The difference is that we know how LLMs work. We know exactly what they process, how they process it, and for what purpose. Our inability to explain and predict their behavior is due to the mind-boggling amount of data and processing complexity that no human can comprehend.

In contrast, we know very little about human brains. We know how they work at a fundamental level, and we have vague understanding of brain regions and their functions, but we have little knowledge of how the complex behavior we observe actually works. The complexity is also orders of magnitude greater than what we can model with current technology, but it's very much an open question whether our current deep learning architectures are even the right approach to model this complexity.

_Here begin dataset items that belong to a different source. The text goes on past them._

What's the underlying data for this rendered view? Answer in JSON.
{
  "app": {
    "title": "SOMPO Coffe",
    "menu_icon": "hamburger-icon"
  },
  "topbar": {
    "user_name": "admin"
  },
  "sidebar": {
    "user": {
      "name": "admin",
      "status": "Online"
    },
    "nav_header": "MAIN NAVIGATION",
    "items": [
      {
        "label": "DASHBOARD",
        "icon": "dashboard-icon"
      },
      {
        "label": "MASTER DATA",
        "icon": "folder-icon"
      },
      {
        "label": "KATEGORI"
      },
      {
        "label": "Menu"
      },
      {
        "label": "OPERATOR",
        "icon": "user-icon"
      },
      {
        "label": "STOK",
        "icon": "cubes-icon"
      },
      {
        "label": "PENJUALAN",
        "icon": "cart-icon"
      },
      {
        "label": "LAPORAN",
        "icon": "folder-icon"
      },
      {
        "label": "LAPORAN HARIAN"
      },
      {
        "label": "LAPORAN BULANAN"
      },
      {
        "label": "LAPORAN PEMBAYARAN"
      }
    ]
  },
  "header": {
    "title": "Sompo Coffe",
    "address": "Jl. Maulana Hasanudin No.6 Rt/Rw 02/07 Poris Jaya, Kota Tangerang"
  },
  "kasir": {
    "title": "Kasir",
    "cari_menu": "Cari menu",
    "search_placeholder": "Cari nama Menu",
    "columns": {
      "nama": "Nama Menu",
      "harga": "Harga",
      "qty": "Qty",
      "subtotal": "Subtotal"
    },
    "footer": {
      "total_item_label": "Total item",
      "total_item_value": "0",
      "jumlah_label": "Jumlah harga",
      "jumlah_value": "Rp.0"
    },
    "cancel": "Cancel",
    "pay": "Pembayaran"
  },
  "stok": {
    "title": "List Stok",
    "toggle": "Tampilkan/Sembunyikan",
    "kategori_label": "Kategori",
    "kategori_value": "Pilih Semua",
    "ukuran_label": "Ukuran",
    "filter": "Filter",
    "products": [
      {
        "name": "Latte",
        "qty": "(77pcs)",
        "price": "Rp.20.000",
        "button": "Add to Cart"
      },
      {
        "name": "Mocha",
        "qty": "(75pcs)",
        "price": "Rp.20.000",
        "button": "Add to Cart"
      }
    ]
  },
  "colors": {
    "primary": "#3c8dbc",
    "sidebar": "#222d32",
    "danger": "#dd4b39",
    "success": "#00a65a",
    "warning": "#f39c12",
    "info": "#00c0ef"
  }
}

So, sure, emergent behavior is neat and interesting, but just because we can't intuitively understand a system, doesn't mean that we're on the right track to model human intelligence. After all, we find the patterns of the Game of Life interesting, yet the rules for such a system are very simple. LLMs are similar, only far more complex. We find the patterns they generate interesting, and potentially very useful, but anthropomorphizing this technology, or thinking that we have invented "intelligence", is wishful thinking and hubris. Especially since we struggle with defining that word to begin with.

adleyjulian an hour ago | parent [-]

At no point did I say LLMs have human intelligence nor that they model human intelligence. I also didn't say that they are the correct path towards it, though the truth is we don't know.

The point is that one could similarly be dismissive of human brains, saying they're prediction machines built on basic blocks of neuro chemistry and such a view would be asinine.